When Nathan confronts David's sin, when he points out David's deadly wound and David responds, “I have sinned against the LORD.” what does Nathan then say? Does Nathan say straighten up a fly right and then maybe God will come take care of that wound? Does he hand him the needle and thread and say stitch it up yourself? No, Nathan says to David, “The LORD also has put away your sin; you shall not die."[10] The cross of Christ, with Jesus dead upon it, stands between David's plea, “I have sinned against the LORD,” and Nathan's words, "The LORD also has put away your sin; you shall not die." It is at the cross where the Lord puts away David's sin, where the Lord puts away your sin. At the cross the Lord threads the needle and by the pierced hands and feet of Jesus the Lord stitches up your wound, by the shed innocent blood of Christ the infection of your sin is washed away, as Jesus dies your life of death dies with Jesus and you are given life, you are given Jesus' perfect life in place of your own. In His death you die, in Jesus' resurrection from the dead you are promised everlasting life and it is yours in Christ. Psalm 38 is a sober look at the problem of sin, it is a confession of sin and a hope for forgiveness, a trust in the coming salvation of the Lord revealed in and accomplished by Christ Jesus.    

At the cross, at the empty tomb and ultimately on the Last Day in the resurrection of the dead David's prayer is answered, it is answered in Jesus. On That Day because of Jesus David's foot will not slip, and no one will rejoice over him, the sword will never come to his house again, and his wounds will be healed forever, sin shall be no more, death shall be no more.[11] This is for you too. Jesus is the help that comes for David, Jesus is the help that came for you, that comes daily for you, the help that comes from outside of David, the help that comes from outside of you - Psalm 38 is a prayer which teaches us that David was not saved by the courageous moments in life, he was not shown mercy because of his swagger when things were going well, he was not saved because of his handsomeness, rather King David, like you and I was, is, and ever shall be saved by Jesus - saved by Jesus who Holy Scripture tells us "has borne our griefs and carried our sorrows;" Jesus who was "smitten by God, and afflicted" for us, the One who truly took the Lord's rebuke, and indignation on our behalf, the One who received the discipline of God's full wrath on our behalf, the one who innocently took the nails that sunk into His hands and feet, those arrows that sunk into His flesh on our behalf, Jesus who Scripture says was, "pierced for our transgressions; ... was crushed for our iniquities; [and] upon Him was the chastisement that brought us peace, [and] with His wounds we are healed."[12] This Jesus is not far from you! He has made haste to help you, He is David's Salvation, He is your Salvation, He forgives all your sin! He is the answer to David's prayer. He is the answer to yours. Amen.    

Let us pray:

Lord have mercy on us, Christ have mercy on us, Lord have mercy on us, “take our minds and think through them, take our lips and speak through them, take our hearts and set them on fire; for the sake of our Lord and Saviour Jesus Christ, Amen.

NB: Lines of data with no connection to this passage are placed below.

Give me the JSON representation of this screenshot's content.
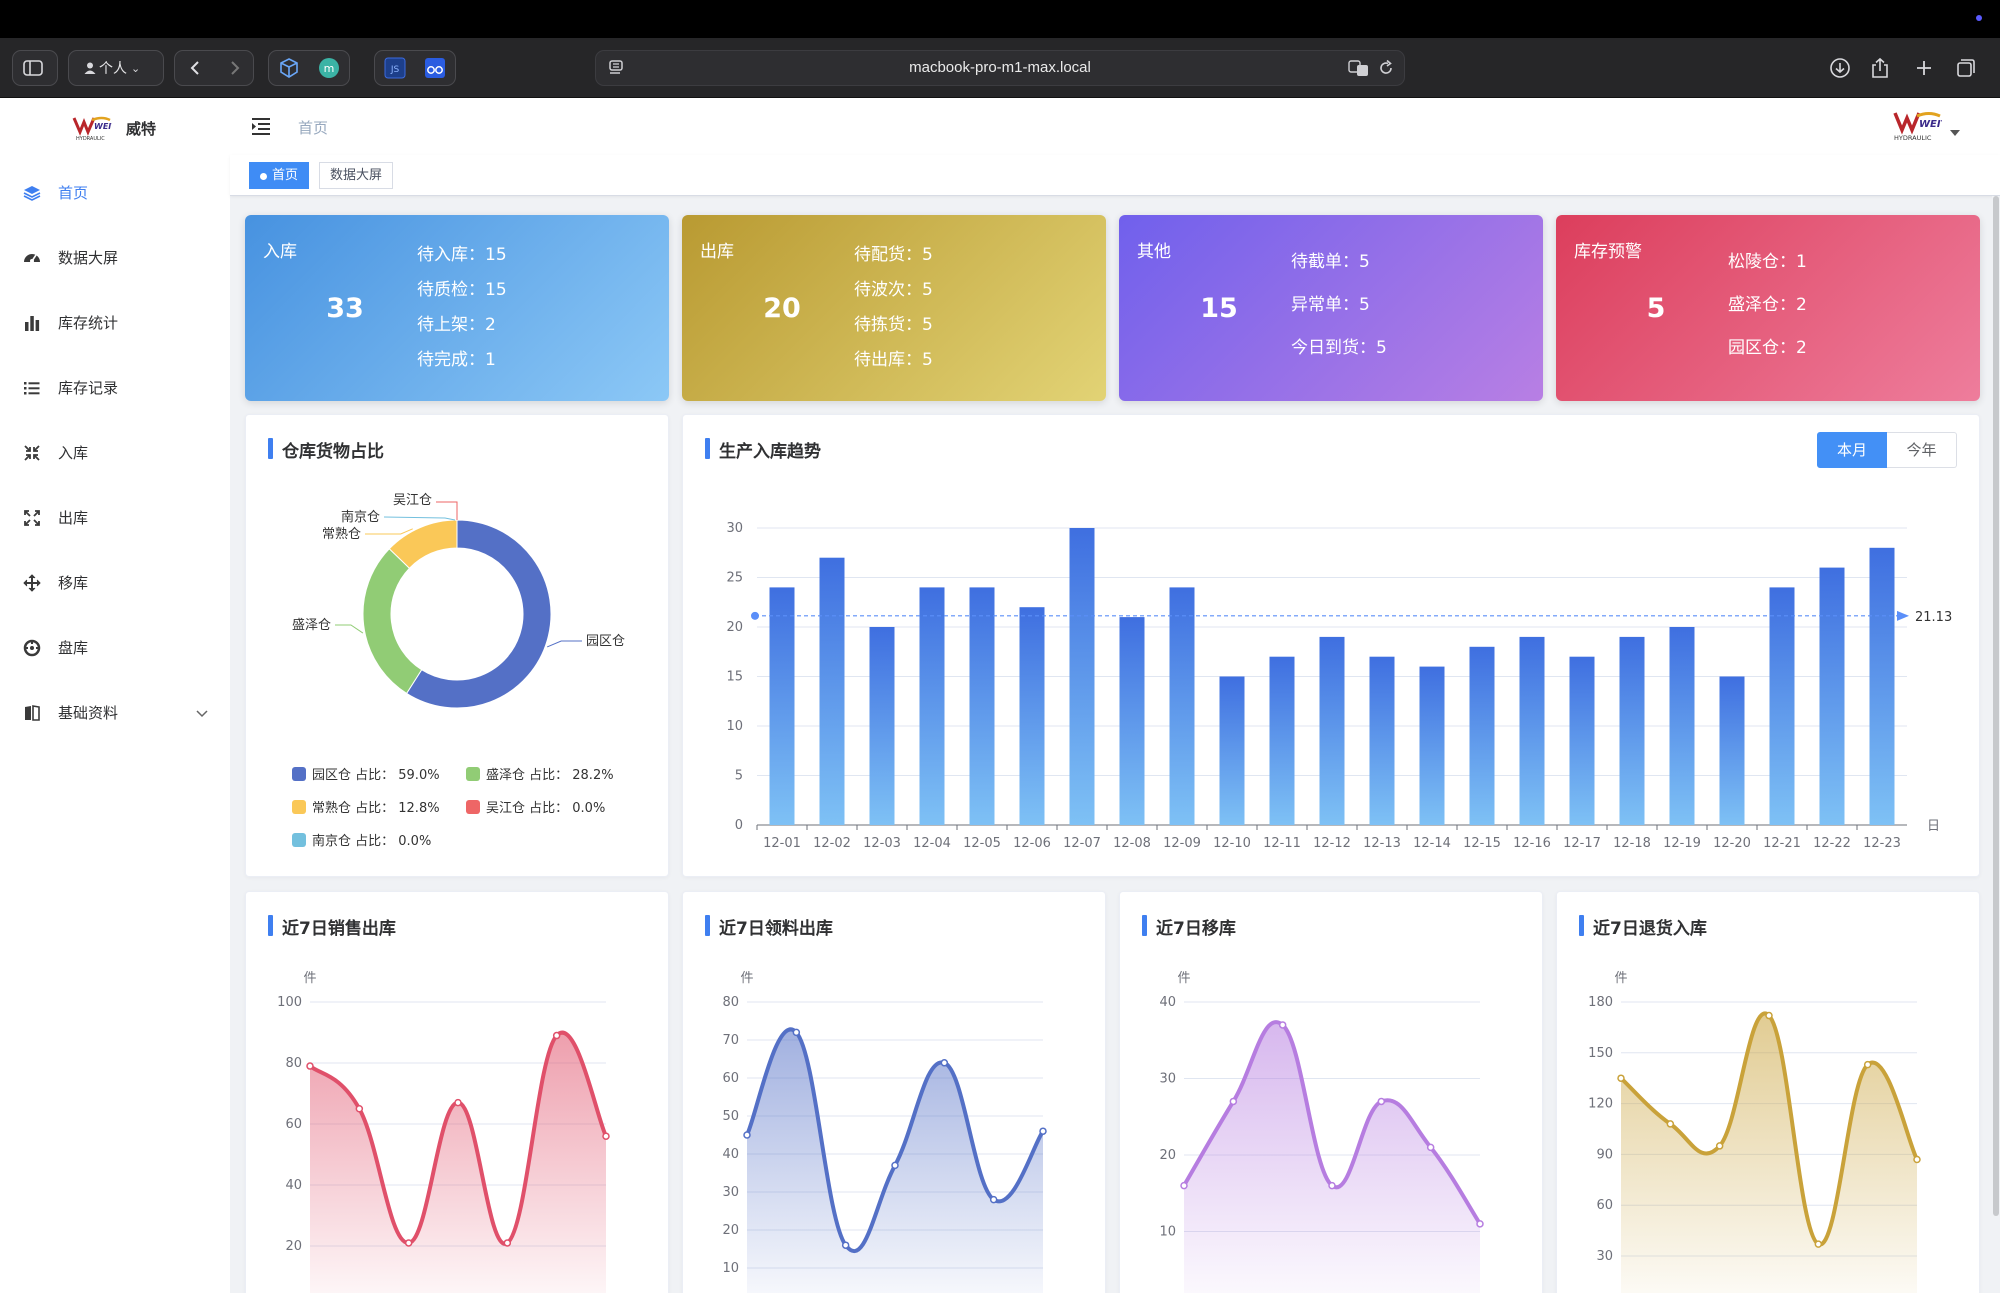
{
  "browser": {
    "url": "macbook-pro-m1-max.local",
    "profile": "个人"
  },
  "app": {
    "brand": "威特",
    "logo_text": "WEITE",
    "logo_sub": "HYDRAULIC"
  },
  "sidebar": {
    "items": [
      {
        "label": "首页",
        "icon": "layers-icon",
        "active": true
      },
      {
        "label": "数据大屏",
        "icon": "dashboard-icon"
      },
      {
        "label": "库存统计",
        "icon": "bar-chart-icon"
      },
      {
        "label": "库存记录",
        "icon": "list-icon"
      },
      {
        "label": "入库",
        "icon": "compress-icon"
      },
      {
        "label": "出库",
        "icon": "expand-icon"
      },
      {
        "label": "移库",
        "icon": "move-icon"
      },
      {
        "label": "盘库",
        "icon": "gauge-icon"
      },
      {
        "label": "基础资料",
        "icon": "book-icon",
        "has_children": true
      }
    ]
  },
  "header": {
    "breadcrumb": "首页"
  },
  "tags": [
    {
      "label": "首页",
      "active": true
    },
    {
      "label": "数据大屏",
      "active": false
    }
  ],
  "cards": {
    "inbound": {
      "title": "入库",
      "total": "33",
      "items": [
        "待入库：15",
        "待质检：15",
        "待上架：2",
        "待完成：1"
      ]
    },
    "outbound": {
      "title": "出库",
      "total": "20",
      "items": [
        "待配货：5",
        "待波次：5",
        "待拣货：5",
        "待出库：5"
      ]
    },
    "other": {
      "title": "其他",
      "total": "15",
      "items": [
        "待截单：5",
        "异常单：5",
        "今日到货：5"
      ]
    },
    "warning": {
      "title": "库存预警",
      "total": "5",
      "items": [
        "松陵仓：1",
        "盛泽仓：2",
        "园区仓：2"
      ]
    }
  },
  "pie_panel": {
    "title": "仓库货物占比",
    "legend": [
      "园区仓  占比：  59.0%",
      "盛泽仓  占比：  28.2%",
      "常熟仓  占比：  12.8%",
      "吴江仓  占比：  0.0%",
      "南京仓  占比：  0.0%"
    ]
  },
  "trend_panel": {
    "title": "生产入库趋势",
    "tab_month": "本月",
    "tab_year": "今年",
    "x_unit": "日",
    "mark_label": "21.13"
  },
  "small_panels": {
    "sales": {
      "title": "近7日销售出库",
      "unit": "件"
    },
    "material": {
      "title": "近7日领料出库",
      "unit": "件"
    },
    "transfer": {
      "title": "近7日移库",
      "unit": "件"
    },
    "returns": {
      "title": "近7日退货入库",
      "unit": "件"
    }
  },
  "colors": {
    "accent": "#3f7ff0",
    "pie": [
      "#5470c6",
      "#91cc75",
      "#fac858",
      "#ee6666",
      "#73c0de"
    ],
    "sales": "#e0506a",
    "material": "#5470c6",
    "transfer": "#b67de0",
    "returns": "#c9a23a"
  },
  "chart_data": [
    {
      "type": "pie",
      "title": "仓库货物占比",
      "categories": [
        "园区仓",
        "盛泽仓",
        "常熟仓",
        "吴江仓",
        "南京仓"
      ],
      "values": [
        59.0,
        28.2,
        12.8,
        0.0,
        0.0
      ]
    },
    {
      "type": "bar",
      "title": "生产入库趋势",
      "categories": [
        "12-01",
        "12-02",
        "12-03",
        "12-04",
        "12-05",
        "12-06",
        "12-07",
        "12-08",
        "12-09",
        "12-10",
        "12-11",
        "12-12",
        "12-13",
        "12-14",
        "12-15",
        "12-16",
        "12-17",
        "12-18",
        "12-19",
        "12-20",
        "12-21",
        "12-22",
        "12-23"
      ],
      "values": [
        24,
        27,
        20,
        24,
        24,
        22,
        30,
        21,
        24,
        15,
        17,
        19,
        17,
        16,
        18,
        19,
        17,
        19,
        20,
        15,
        24,
        26,
        28
      ],
      "ylim": [
        0,
        30
      ],
      "yticks": [
        0,
        5,
        10,
        15,
        20,
        25,
        30
      ],
      "average_line": 21.13,
      "xlabel": "日"
    },
    {
      "type": "area",
      "title": "近7日销售出库",
      "ylabel": "件",
      "values": [
        79,
        65,
        21,
        67,
        21,
        89,
        56
      ],
      "yticks": [
        20,
        40,
        60,
        80,
        100
      ],
      "ylim": [
        0,
        100
      ]
    },
    {
      "type": "area",
      "title": "近7日领料出库",
      "ylabel": "件",
      "values": [
        45,
        72,
        16,
        37,
        64,
        28,
        46
      ],
      "yticks": [
        10,
        20,
        30,
        40,
        50,
        60,
        70,
        80
      ],
      "ylim": [
        0,
        80
      ]
    },
    {
      "type": "area",
      "title": "近7日移库",
      "ylabel": "件",
      "values": [
        16,
        27,
        37,
        16,
        27,
        21,
        11
      ],
      "yticks": [
        10,
        20,
        30,
        40
      ],
      "ylim": [
        0,
        40
      ]
    },
    {
      "type": "area",
      "title": "近7日退货入库",
      "ylabel": "件",
      "values": [
        135,
        108,
        95,
        172,
        37,
        143,
        87
      ],
      "yticks": [
        30,
        60,
        90,
        120,
        150,
        180
      ],
      "ylim": [
        0,
        180
      ]
    }
  ]
}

________________________________________________________________________

[1] 2 Samuel 12:7-10

[2] 2 Samuel 12:13

[3] 1 Corinthians 6:18

[4] 1 Samuel 16:12

[5] Divine Service Setting Three, Lutheran Service Book, Concordia Publishing House 2006, pg 184.

[6] 1 John 3:20

[7] Psalm 28:7a, "The LORD is my strength and my shield; in Him my heart trusts, and I am helped;"

[8] Psalm 18:2, "The LORD is my rock and my fortress and my deliverer, my God, my rock, in whom I take refuge,"

[9] John 8:12

[10] 2 Samuel 12:13

[11] Revelation 21:4 "He will wipe away every tear from their eyes, and death shall be no more, neither shall there be mourning, nor crying, nor pain anymore, for the former things have passed away.”